Mais plus ces opérateurs pourront écouler facilement ces smartphones usagés, plus ils seront à même d’en proposer des neufs à prix cassés à leurs abonnés. Ce marché de la seconde main favoriserait-il donc aussi, paradoxalement, l’hyper-consommation? “Ce qu’on demande aujourd’hui aux entreprises, c’est de circulariser les matières et l’énergie, rappelle David Monic. Je prendrais donc un peu leur défense. Elles s’engagent dans cette démarche, ne produisent plus de nouveaux biens, et donc des déchets dont on laisse la gestion aux pouvoirs publics. C’est déjà une très bonne chose. Mais, en effet, l’économie circulaire ne résout pas pour autant la question de la sobriété de la consommation. Il est clair que les entreprises de seconde main qui développent à fond tous les aspects marketing, traquent les cookies et sursollicitent leurs clients ont une part de responsabilité. Mais les consommateurs doivent aussi se poser la question de savoir s’ils ont vraiment besoin de remplacer leur smartphone ou de changer leur garde-robe.”

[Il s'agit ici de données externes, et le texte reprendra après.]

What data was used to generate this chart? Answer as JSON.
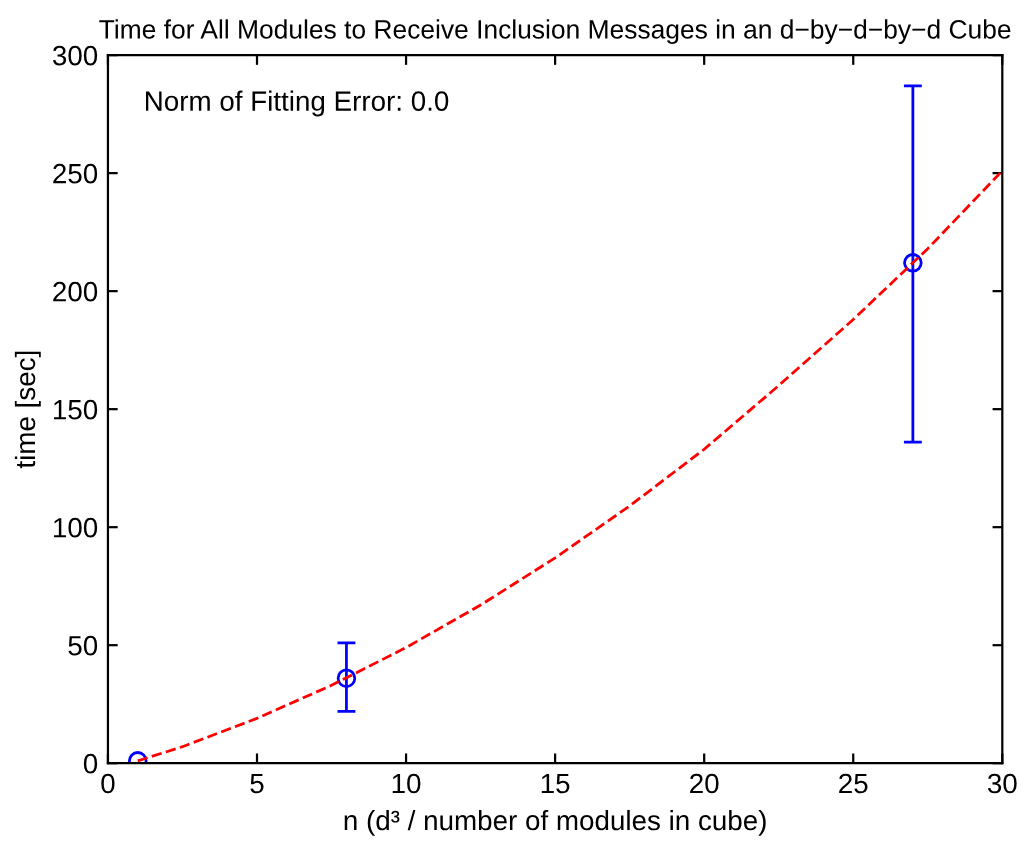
{
  "chart_data": {
    "type": "scatter",
    "title": "Time for All Modules to Receive Inclusion Messages in an d−by−d−by−d Cube",
    "xlabel": "n (d³ / number of modules in cube)",
    "ylabel": "time [sec]",
    "annotations": [
      "Norm of Fitting Error: 0.0"
    ],
    "xlim": [
      0,
      30
    ],
    "ylim": [
      0,
      300
    ],
    "xticks": [
      0,
      5,
      10,
      15,
      20,
      25,
      30
    ],
    "yticks": [
      0,
      50,
      100,
      150,
      200,
      250,
      300
    ],
    "grid": false,
    "series": [
      {
        "color": "#0000ff",
        "marker": "circle",
        "x": [
          1,
          8,
          27
        ],
        "values": [
          1,
          36,
          212
        ],
        "errors": [
          null,
          [
            22,
            51
          ],
          [
            136,
            287
          ]
        ]
      },
      {
        "type": "line",
        "color": "#ff0000",
        "line_style": "dashed",
        "marker": "none",
        "x": [
          1,
          2.5,
          5,
          7.5,
          10,
          12.5,
          15,
          17.5,
          20,
          22.5,
          25,
          27.5,
          30
        ],
        "values": [
          1,
          7,
          19,
          33,
          49,
          67,
          87,
          109,
          133,
          160,
          188,
          218,
          251
        ]
      }
    ]
  }
}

À côté des Back Market et autres Certideal, de nouveaux acteurs du reconditionné se démarquent par leur approche circulaire ou sociétale encore plus approfondie. À l’instar du belge aSmartWorld, spécialiste du portable d’occasion. “Nous récoltons des smartphones et des tablettes auprès d’entreprises et de particuliers belges, nous les traitons à Genval et nous les remettons aussi en circulation localement”, explique sur le site Geoffroy Van Humbeeck, le CEO. L’entreprise s’engage également à reverser une partie de ses bénéfices à des actions humanitaires ou à réduire la fracture numérique en redistribuant une partie des téléphones reconditionnés à des personnes qui n’ont pas les moyens d’en acheter. Entre vulgaire greenwashing, circularité modérée ou logique 100 % éthique, les nouveaux acteurs de la seconde main cherchent encore leur voie. Reste que les consommateurs, eux, ont désormais l’embarras du choix, et donc le pouvoir d’imposer leur modèle de consommation. Durable ou périssable.